2. Provider Peer Grouping and the All Payer Claims Database legislation, Chapter 178:
This legislation was an MHA initiative, working with the MMA, the Minnesota Council of Health Plans and the Minnesota Department of Health. The legislation suspends the Provider Peer Grouping program and allows the use of the All Payer Claims Database for four defined MDH studies. A workgroup is created to recommend expanded uses and governance of the APCD by Feb. 1, 2015.
4. Advanced Practice Registered Nurses Expanded Scope of Practice, SF 511, Chapter 235:
This legislation allows Advanced Practice Registered Nurses (APRNs) to have independent prescriptive authority, without a memorandum of understanding with a physician. This is allowed after a one-year working relationship with a licensed physician or another previously licensed APRN. In addition MDH will report to the legislature by January 15, 2015, regarding the provision of chronic pain treatment procedures by physicians, doctors of osteopathy and certified registered nurse anesthetists.

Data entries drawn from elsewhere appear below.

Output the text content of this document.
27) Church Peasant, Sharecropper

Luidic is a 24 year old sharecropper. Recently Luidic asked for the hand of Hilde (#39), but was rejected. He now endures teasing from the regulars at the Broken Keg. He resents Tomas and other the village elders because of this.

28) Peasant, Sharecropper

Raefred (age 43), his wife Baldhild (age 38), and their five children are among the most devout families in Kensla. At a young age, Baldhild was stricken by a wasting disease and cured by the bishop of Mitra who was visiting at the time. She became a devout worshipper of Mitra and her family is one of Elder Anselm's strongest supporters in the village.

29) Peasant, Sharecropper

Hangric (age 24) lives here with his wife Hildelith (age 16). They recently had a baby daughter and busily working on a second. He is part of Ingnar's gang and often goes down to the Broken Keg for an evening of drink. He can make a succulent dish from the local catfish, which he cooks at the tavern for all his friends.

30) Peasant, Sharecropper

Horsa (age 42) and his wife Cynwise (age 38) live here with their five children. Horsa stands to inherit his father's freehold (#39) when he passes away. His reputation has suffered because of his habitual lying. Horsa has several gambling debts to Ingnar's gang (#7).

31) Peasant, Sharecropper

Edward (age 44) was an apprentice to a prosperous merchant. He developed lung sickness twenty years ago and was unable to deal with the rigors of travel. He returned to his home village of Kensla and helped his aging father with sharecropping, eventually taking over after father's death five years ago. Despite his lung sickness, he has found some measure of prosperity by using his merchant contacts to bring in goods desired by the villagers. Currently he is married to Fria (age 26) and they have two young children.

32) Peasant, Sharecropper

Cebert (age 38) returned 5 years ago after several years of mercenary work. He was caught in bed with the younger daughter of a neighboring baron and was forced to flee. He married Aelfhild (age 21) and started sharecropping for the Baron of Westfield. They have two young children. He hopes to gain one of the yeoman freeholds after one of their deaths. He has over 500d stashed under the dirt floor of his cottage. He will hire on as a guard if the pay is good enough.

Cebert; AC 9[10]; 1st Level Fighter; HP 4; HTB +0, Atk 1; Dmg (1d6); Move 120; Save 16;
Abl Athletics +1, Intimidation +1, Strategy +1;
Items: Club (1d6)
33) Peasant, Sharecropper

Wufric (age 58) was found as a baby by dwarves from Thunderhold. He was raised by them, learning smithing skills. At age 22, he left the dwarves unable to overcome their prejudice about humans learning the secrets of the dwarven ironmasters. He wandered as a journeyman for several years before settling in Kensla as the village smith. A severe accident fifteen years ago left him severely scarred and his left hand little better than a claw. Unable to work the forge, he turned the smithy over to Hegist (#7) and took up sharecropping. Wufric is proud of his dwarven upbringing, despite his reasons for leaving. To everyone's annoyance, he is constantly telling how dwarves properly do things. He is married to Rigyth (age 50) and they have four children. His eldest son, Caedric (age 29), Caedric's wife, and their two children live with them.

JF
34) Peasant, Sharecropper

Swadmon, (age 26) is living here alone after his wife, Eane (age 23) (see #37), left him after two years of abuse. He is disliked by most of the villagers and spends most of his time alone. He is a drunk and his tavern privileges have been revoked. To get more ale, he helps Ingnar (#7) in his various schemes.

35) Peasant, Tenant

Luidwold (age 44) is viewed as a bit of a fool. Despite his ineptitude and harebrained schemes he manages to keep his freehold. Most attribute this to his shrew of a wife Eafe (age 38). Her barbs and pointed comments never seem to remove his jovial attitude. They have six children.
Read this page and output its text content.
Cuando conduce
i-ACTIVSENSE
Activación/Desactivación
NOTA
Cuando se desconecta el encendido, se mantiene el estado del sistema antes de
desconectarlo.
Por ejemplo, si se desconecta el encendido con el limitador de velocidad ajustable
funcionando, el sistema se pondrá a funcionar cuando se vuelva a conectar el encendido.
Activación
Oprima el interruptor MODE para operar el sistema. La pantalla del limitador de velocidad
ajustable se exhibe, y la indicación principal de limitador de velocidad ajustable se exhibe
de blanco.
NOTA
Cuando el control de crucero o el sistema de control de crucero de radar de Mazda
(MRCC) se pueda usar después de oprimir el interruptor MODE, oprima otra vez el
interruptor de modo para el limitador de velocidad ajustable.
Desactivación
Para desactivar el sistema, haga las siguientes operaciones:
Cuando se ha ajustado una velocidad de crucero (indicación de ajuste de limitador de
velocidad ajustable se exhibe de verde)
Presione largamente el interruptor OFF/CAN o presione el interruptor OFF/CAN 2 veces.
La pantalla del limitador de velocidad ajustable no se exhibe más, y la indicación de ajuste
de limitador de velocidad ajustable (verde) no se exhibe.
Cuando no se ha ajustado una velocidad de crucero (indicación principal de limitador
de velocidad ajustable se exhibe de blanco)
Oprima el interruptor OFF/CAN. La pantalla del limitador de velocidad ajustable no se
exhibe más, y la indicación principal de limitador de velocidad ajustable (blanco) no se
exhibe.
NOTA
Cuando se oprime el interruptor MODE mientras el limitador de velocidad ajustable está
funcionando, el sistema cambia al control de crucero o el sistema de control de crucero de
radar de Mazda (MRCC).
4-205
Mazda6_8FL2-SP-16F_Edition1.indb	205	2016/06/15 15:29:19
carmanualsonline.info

7. Employer Mandatory Reporting, (as found in the Health Policy Bill), HF 2402:
An employer of a person regulated by a health-related licensing board, and a health care institution or other organization where the regulated person is engaged in providing services, must report to the appropriate licensing board that a regulated person has diverted narcotics or other controlled substances in violation of state or federal narcotics or controlled substance law if:
(1) the employer, health care institution, or organization making the report has knowledge of the diversion; and (2) the regulated person has diverted narcotics or other controlled substances from the reporting employer, health care institution, or organization, or at the reporting institution or organization.
8. No-Fault Auto Insurance Reform, HF 3073:
An amendment was added in conference committee to prevent attorneys from placing liens on No-Fault awards before providers are paid. This amendment potentially represents millions of dollars in No-Fault payments for providers and first responders.
9. Public Employment Relations Board, HF 3014, Chapter 211:
One of our disappointments of the legislative session was the passage of the Public Employment Relations Board. Regretfully, this legislation creates a new bureaucratic process that will likely increase the number of unfair labor practice allegations brought against Minnesota’s charitable hospitals as defined under Statute 179A.
Legislation that did NOT pass:
1. Survivorship Torts:
We are pleased to report this legislation did NOT advance this year. This legislation (SF 693) would have dramatically changed the landscape for medical malpractice and wrongful death torts, increasing the costs of litigation settlements or damages by extending “pain and suffering” claims beyond the decedent’s life to a “surviving” plaintiff. We were able to develop a broad coalition of health care and long term care providers, insurance carriers and businesses that expressed significant concerns with this legislation.
2. Licensure for Laboratory Professionals, SF 133:
We are pleased to report this legislation did NOT advance this year. The bill received several hearings on the Senate side, but legislators opted not to include this burdensome licensure bill in its Omnibus Health Policy bill. MHA was particularly concerned about the original implications of this legislation, which would have created barriers for the employment of 2 year laboratory professionals.